The request by the two companies would send solar prices through the roof, effectively leaving it unable to compete with other forms of energy. Analysts believe that the growing industry, which now employs roughly 260,000 U.S. workers, will shed 80,000 jobs if tariffs are imposed. This would almost exclusively benefit the two foreign-owned companies — controlled by China and Qatar — neither of which has U.S. national security interests at heart.

This scenario is detrimental to everyone involved. American national security is not just about the readiness of its military. Our country’s ability to cultivate a wide variety of stable energy sources enhances our energy security, which is critical to our long-term economic viability. Making solar energy uncompetitive through artificial trade barriers wouldn’t just erode a welcome new resource advantage at our military bases but it would needlessly remove a quiver from our nation’s broader energy portfolio.

There is simply no good reason to undermine willfully America’s efforts to reduce dependence on foreign energy sources, as I well know.
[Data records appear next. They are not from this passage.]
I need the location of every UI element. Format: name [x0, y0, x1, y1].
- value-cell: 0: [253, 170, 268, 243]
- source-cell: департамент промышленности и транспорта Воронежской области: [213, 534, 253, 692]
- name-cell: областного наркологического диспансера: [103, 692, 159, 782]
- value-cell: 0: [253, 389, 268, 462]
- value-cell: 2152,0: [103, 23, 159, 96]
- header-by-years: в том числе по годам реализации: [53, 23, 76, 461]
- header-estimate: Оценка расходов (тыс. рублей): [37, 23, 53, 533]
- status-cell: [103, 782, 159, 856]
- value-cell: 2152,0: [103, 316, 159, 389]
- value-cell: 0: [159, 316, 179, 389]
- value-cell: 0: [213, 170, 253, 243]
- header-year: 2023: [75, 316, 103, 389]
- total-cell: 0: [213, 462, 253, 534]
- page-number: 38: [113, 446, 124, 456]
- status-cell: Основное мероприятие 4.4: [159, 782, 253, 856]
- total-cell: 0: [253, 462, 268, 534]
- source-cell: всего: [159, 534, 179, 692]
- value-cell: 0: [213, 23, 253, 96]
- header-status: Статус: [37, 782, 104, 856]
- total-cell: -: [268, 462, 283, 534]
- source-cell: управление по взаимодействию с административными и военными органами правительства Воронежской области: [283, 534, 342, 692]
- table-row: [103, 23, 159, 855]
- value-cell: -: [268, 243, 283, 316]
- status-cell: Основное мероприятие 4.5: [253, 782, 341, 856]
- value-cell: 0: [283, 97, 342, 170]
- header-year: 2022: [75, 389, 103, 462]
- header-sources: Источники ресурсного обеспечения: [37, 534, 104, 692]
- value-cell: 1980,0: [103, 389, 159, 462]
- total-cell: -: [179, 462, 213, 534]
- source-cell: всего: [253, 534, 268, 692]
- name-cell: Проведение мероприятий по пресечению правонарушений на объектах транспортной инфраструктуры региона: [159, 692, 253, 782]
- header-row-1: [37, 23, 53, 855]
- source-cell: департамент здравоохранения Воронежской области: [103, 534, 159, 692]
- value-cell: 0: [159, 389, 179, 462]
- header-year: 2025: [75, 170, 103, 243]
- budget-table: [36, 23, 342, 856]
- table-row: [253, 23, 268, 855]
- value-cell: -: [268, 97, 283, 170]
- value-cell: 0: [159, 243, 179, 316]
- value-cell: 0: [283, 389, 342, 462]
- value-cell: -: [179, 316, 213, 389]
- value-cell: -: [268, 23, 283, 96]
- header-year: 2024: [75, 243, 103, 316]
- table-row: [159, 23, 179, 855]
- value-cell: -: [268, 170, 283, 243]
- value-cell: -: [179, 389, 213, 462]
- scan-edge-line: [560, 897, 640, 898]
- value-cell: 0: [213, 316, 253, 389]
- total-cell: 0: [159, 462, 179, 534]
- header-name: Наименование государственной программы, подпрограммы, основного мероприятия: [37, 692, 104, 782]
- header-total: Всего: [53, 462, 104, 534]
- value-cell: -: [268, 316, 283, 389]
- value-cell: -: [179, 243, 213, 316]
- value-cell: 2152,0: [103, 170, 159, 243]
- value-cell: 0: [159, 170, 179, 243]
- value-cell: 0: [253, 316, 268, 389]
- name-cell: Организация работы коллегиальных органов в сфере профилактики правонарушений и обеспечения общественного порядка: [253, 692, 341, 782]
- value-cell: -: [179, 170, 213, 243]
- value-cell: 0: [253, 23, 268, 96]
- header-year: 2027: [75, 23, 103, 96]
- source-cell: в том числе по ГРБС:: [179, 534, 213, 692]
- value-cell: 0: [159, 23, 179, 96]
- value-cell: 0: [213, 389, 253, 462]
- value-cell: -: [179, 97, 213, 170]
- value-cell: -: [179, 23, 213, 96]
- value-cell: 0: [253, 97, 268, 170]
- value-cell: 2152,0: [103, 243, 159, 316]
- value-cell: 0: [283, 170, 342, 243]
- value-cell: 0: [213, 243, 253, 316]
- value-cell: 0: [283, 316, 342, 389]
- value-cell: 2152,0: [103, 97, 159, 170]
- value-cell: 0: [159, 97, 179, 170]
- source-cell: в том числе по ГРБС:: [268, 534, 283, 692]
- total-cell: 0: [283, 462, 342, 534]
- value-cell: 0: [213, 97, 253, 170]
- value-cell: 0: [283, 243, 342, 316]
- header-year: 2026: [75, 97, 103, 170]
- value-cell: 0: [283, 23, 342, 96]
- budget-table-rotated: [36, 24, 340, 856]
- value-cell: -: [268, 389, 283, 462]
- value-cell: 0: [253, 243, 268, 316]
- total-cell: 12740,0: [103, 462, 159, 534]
As a 26-year Navy veteran, I served as a Surface Warfare Officer on five ships, including guided missile cruisers and destroyers, to protect U.S. national security interests across the globe. Foremost among those missions was to safeguard the sea-lanes of communications that facilitate the global economy, including the flow of oil to and from the United States.

I have experienced firsthand — particularly during my command of the USS Cole when it was attacked by al-Qaeda terrorists — the real-world implications of the term “energy security” when our nation’s forward-deployed assets are placed in harm’s way to safeguard a reliable and affordable supply of energy for U.S. consumers and our economy.

President Trump will soon be reviewing recommendations on whether to impose trade barriers on imported solar components. I urge the president to keep the long-term view of our country’s security in mind. The military benefits from a healthy solar industry, as does the rest of our country. There is simply no good reason to squander the potential of a promising new energy advantage.